Vocation Culture as an Ecosystem – An Ecological Approach

Recently, someone used the concept of ecosystem to connect the simultaneous celebration of Earth Day and World Day of Prayer for Vocations. Part of me thought “Huh?” Yet, another part me thought what an apt analogy. My mind went immediately Fr. Tomas Mavric and Pope Francis’ frequent calls to develop a culture of vocations. Vocations flourish when all part of the system are interconnected

Within any given area, living and nonliving interact with each other. Together, these things form an ecosystem. Because all of the elements within an ecosystem are interrelated, these systems can be quite complex. All ecosystems must maintain a delicate balance between all of their members in order to thrive. Human interference and extreme natural events can tip this balance and threaten an ecosystem’s health.

I never thought of a culture of vocations in terms of an ecosystem. But St. Paul did long before the words “ecology” and “ecosystems” entered our vocabularies. Recall his concept of the “body of Christ.”1 Corinthians 12:12-31  and how parts are interconnected and at the service of each other. He writes to say that all parts of the system have contributions for the good of the whole.

Bad News and Good News

Compared to 50 years ago, we have 10,000 fewer priests and 140,000 fewer religious brothers and sisters — while the number of Catholics has grown by some 22 million. Within the Vincentian Family, especially in many well-developed countries, we are aware of the”greying” of many branches of the family. When I entered the Eastern Province of Congregation of the Mission over sixty years ago we were upwards of 400. Today we hover around the 100 mark.

Discouraging? Yes. But, there is good news! The Vincentian Family is growing by leaps and bounds.

The staff of the Vincentian Family Office has dedicated much of this year to identifying and connecting the followers of Vincent and Louise around the world. It initially began as the first stage in fostering collaboration among the more than two million people around the world who identify in some degree with the Vincentian Family way of life dedicated to serving the forgotten and the marginalized.

As they return from their travels to each continent they report with amazement the discovery not only the vitality of the family but the existence of new groups that they had no idea existed.

The Difference Between Good and Bad News?

By definition, it is impossible to look at a systemic problem and assess all blame on one part. Yet part of a systemic approach requires an understanding of the various parts.

It has frequently been observed that vocations seem to thrive most in areas of the world where the Church and religious organizations are closely aligned with those who exist on the margins. This frequently the case in less wealthy nations.

“The person who loves their dream of community will destroy community, but the person who loves those around them will create community.”
― Dietrich Bonhoeffer, Life Together

Might this be another dimension of Pope Francis’ dream of the Church as a Church that is of the poor and for the poor in spirit? A Church where all are truly welcome. A Church where Matthew 25 is lived.

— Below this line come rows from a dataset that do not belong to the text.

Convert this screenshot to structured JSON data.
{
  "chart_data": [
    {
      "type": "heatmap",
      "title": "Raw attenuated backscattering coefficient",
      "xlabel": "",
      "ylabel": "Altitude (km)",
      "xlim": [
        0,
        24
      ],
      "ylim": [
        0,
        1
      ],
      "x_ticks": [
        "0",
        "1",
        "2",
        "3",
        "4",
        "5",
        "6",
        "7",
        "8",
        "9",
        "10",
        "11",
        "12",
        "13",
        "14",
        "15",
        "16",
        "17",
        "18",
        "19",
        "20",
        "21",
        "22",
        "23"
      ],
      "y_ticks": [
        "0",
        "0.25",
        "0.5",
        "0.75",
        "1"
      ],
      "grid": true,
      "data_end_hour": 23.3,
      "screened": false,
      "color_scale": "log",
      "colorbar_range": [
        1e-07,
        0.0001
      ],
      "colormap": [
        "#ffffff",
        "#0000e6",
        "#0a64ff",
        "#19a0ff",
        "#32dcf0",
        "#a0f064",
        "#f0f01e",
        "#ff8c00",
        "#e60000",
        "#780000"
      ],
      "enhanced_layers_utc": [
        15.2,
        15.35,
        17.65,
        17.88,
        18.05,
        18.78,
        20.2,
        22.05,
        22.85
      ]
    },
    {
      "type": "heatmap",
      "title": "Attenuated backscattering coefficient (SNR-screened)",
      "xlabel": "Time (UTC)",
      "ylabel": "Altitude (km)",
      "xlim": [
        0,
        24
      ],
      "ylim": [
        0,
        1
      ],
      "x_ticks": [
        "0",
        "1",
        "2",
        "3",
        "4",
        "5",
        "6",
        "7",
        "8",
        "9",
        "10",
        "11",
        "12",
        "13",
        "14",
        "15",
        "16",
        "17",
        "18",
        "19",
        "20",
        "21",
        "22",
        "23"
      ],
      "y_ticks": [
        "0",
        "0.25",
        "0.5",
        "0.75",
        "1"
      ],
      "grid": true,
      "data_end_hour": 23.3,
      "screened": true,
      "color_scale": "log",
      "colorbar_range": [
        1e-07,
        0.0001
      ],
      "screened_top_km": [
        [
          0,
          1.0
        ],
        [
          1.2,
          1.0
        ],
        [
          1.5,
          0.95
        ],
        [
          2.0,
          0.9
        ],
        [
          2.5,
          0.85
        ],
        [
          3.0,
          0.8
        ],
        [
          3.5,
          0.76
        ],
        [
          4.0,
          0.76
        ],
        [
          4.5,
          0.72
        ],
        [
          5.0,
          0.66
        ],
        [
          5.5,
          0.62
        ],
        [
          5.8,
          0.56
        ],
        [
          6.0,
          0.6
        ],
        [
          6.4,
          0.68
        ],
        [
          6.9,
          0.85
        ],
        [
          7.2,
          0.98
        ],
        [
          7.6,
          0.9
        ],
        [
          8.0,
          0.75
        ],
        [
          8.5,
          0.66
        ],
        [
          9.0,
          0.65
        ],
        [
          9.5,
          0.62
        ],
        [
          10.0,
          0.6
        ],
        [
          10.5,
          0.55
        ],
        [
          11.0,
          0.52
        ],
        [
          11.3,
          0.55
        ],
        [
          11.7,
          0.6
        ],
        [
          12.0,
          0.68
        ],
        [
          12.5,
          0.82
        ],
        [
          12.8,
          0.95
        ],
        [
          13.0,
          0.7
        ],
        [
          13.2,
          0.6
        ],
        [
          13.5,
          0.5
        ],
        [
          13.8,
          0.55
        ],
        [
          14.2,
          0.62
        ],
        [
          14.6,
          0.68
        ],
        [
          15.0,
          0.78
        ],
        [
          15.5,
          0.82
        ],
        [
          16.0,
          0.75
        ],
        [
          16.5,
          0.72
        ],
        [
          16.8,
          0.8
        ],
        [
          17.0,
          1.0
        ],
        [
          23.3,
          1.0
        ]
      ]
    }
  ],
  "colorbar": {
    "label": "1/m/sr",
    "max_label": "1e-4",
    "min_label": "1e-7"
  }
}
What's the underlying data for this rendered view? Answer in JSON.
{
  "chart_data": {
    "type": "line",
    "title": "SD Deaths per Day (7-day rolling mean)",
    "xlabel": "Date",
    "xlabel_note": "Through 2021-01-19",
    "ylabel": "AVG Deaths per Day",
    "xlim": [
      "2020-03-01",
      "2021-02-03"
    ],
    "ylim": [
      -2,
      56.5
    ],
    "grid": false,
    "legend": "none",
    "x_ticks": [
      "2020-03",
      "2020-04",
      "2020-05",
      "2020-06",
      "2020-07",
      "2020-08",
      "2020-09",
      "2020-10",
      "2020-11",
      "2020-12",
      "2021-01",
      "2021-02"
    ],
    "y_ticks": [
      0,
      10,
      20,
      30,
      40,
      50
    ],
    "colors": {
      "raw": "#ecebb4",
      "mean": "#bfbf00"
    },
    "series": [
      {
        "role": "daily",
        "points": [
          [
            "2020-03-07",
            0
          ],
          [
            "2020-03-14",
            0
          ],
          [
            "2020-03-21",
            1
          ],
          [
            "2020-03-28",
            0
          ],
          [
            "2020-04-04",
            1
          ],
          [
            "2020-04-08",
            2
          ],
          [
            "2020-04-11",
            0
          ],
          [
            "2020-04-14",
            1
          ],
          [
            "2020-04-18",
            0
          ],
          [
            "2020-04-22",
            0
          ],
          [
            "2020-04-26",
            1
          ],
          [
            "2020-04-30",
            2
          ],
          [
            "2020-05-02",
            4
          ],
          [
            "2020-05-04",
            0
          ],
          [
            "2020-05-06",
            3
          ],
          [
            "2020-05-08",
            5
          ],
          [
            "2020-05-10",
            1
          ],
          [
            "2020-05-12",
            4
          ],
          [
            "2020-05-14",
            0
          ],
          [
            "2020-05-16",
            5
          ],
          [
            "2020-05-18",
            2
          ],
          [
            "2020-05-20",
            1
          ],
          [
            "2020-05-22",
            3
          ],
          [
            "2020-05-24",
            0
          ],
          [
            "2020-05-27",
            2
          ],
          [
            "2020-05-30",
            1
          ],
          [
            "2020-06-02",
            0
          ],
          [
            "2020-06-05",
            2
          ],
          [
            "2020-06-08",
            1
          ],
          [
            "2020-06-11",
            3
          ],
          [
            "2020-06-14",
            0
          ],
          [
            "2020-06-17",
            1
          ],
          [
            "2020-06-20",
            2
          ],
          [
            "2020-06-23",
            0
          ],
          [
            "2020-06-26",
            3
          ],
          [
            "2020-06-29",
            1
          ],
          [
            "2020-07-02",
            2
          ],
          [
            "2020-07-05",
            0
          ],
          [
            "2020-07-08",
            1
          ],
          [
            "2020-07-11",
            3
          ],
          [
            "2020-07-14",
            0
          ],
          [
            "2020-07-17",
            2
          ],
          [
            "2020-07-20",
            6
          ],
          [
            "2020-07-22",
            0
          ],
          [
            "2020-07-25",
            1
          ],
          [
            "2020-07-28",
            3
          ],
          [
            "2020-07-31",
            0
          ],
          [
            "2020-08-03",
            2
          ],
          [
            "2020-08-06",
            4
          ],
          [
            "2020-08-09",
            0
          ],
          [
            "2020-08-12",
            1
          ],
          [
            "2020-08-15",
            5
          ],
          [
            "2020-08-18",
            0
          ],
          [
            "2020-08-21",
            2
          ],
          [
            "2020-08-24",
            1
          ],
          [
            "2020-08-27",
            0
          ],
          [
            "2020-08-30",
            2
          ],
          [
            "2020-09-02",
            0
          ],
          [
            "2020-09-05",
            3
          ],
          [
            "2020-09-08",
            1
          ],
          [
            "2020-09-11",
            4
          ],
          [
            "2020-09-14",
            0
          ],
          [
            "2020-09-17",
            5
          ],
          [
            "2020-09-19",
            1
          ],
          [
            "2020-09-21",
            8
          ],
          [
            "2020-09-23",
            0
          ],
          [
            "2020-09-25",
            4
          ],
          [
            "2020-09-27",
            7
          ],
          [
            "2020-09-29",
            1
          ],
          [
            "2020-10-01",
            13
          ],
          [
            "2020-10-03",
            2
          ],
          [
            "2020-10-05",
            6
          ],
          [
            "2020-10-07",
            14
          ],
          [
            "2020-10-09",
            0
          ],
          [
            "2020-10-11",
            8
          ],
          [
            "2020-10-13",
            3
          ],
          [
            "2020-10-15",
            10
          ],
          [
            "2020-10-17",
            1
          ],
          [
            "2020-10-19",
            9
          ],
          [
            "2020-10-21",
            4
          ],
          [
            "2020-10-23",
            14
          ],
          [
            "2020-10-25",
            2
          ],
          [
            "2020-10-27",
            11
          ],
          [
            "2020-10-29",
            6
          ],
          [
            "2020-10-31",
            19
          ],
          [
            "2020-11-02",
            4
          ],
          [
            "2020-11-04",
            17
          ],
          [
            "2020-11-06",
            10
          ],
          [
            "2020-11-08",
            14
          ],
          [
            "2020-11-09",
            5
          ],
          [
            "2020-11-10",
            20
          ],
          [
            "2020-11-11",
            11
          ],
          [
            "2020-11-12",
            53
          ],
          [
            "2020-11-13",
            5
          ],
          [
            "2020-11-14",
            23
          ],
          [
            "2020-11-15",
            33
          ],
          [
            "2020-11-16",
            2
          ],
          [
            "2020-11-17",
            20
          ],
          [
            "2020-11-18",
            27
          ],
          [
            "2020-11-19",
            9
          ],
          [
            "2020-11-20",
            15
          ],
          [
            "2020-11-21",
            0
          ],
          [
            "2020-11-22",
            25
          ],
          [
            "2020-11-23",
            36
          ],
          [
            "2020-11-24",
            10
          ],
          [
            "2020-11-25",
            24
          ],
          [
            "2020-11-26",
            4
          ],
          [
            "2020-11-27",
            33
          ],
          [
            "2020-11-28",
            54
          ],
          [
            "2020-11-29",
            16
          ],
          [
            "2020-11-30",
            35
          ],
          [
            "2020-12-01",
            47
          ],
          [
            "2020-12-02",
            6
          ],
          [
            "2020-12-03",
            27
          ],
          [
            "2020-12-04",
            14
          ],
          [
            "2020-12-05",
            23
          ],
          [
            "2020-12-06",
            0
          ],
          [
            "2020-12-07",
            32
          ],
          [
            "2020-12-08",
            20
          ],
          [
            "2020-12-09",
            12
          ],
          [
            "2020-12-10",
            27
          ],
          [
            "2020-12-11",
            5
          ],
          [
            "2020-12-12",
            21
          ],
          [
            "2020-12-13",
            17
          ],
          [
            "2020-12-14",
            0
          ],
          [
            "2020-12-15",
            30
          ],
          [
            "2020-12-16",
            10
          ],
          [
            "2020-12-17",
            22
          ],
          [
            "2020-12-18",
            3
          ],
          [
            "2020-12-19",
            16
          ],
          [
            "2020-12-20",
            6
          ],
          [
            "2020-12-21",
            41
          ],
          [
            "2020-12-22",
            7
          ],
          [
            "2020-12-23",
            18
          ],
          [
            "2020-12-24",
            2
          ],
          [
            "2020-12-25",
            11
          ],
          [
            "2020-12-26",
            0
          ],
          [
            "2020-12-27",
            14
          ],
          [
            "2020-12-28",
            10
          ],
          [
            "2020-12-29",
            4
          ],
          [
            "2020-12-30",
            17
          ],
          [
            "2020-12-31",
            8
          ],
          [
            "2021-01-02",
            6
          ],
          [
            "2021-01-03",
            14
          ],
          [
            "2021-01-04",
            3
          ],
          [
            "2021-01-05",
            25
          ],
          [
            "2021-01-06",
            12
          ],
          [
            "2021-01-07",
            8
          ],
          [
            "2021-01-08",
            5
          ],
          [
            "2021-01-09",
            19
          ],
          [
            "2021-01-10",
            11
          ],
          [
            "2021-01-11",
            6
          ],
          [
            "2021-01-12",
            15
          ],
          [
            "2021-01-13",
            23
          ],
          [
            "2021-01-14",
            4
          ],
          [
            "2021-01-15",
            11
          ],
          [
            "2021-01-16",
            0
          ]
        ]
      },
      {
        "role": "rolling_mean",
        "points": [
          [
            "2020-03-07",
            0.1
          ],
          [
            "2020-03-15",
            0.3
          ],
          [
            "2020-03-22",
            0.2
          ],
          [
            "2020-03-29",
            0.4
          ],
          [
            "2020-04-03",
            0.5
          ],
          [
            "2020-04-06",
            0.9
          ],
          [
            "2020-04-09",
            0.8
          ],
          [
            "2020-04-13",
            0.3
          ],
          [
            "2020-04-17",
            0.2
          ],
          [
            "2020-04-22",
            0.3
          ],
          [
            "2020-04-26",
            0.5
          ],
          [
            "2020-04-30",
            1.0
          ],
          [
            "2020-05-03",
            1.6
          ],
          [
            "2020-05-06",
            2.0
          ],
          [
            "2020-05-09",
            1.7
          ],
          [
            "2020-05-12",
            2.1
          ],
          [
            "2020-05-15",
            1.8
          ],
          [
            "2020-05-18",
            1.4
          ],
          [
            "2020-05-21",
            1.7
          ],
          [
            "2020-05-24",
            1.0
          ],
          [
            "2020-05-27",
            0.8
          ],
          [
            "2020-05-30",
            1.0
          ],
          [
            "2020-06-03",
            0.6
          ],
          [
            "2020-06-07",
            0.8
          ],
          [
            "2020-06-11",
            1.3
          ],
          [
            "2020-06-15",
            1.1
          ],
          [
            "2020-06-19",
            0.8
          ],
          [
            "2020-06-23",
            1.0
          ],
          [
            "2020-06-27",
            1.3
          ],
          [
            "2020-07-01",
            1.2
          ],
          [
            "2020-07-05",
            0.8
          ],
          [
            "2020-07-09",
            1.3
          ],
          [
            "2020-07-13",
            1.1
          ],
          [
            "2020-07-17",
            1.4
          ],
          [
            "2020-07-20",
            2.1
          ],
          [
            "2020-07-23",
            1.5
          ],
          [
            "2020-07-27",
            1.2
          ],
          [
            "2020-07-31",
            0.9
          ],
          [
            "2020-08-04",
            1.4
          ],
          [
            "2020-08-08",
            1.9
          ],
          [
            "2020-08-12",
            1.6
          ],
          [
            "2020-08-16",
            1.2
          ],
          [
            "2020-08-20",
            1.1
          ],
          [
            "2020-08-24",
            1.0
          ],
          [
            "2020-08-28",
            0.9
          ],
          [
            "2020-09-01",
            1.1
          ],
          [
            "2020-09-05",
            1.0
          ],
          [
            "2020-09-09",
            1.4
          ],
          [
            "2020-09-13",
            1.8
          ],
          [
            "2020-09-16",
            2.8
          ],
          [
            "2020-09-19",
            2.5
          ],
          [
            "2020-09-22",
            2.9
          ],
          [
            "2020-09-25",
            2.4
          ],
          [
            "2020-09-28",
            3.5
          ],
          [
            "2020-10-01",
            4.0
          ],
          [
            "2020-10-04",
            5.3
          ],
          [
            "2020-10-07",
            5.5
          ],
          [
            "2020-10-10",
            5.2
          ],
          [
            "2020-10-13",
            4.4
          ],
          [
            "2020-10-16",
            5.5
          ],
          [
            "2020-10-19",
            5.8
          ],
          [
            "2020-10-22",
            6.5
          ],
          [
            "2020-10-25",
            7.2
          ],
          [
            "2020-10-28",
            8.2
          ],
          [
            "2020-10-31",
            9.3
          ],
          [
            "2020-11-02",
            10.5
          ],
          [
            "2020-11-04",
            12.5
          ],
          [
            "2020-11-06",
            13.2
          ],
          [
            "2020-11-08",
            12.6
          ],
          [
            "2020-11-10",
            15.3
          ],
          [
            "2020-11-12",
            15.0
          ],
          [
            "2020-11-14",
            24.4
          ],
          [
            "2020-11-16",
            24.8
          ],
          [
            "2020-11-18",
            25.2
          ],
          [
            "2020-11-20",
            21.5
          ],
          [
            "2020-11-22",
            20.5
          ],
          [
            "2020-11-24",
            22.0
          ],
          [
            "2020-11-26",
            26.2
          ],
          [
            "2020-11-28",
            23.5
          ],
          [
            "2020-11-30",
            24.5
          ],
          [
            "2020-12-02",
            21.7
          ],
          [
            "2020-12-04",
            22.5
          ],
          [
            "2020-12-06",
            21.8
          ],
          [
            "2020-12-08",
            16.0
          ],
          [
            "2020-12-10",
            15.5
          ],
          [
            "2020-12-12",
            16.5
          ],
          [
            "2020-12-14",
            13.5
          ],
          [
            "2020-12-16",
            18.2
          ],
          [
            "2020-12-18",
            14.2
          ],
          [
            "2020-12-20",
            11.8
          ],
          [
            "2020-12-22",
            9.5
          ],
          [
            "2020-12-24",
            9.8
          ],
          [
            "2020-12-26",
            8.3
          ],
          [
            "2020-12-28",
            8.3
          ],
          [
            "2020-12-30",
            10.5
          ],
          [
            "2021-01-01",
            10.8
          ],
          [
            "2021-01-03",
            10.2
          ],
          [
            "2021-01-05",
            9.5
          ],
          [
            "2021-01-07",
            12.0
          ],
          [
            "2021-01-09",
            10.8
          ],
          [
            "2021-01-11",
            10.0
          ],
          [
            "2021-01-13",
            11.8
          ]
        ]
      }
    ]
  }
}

Might this be another way of looking at the promotion of a culture of vocations? Do we recognize the mutuality of gifts and needs? “No one is so rich that he or she cannot receive. And no one is so poor that he or she can not give.”

Consider

  • Can vocations flourish in deeply polarised abd unequal situations?
  • How can we foster a greater awareness of each person’s gift?
  • Do we ourselves recognize our own interconnectedness with the least among us?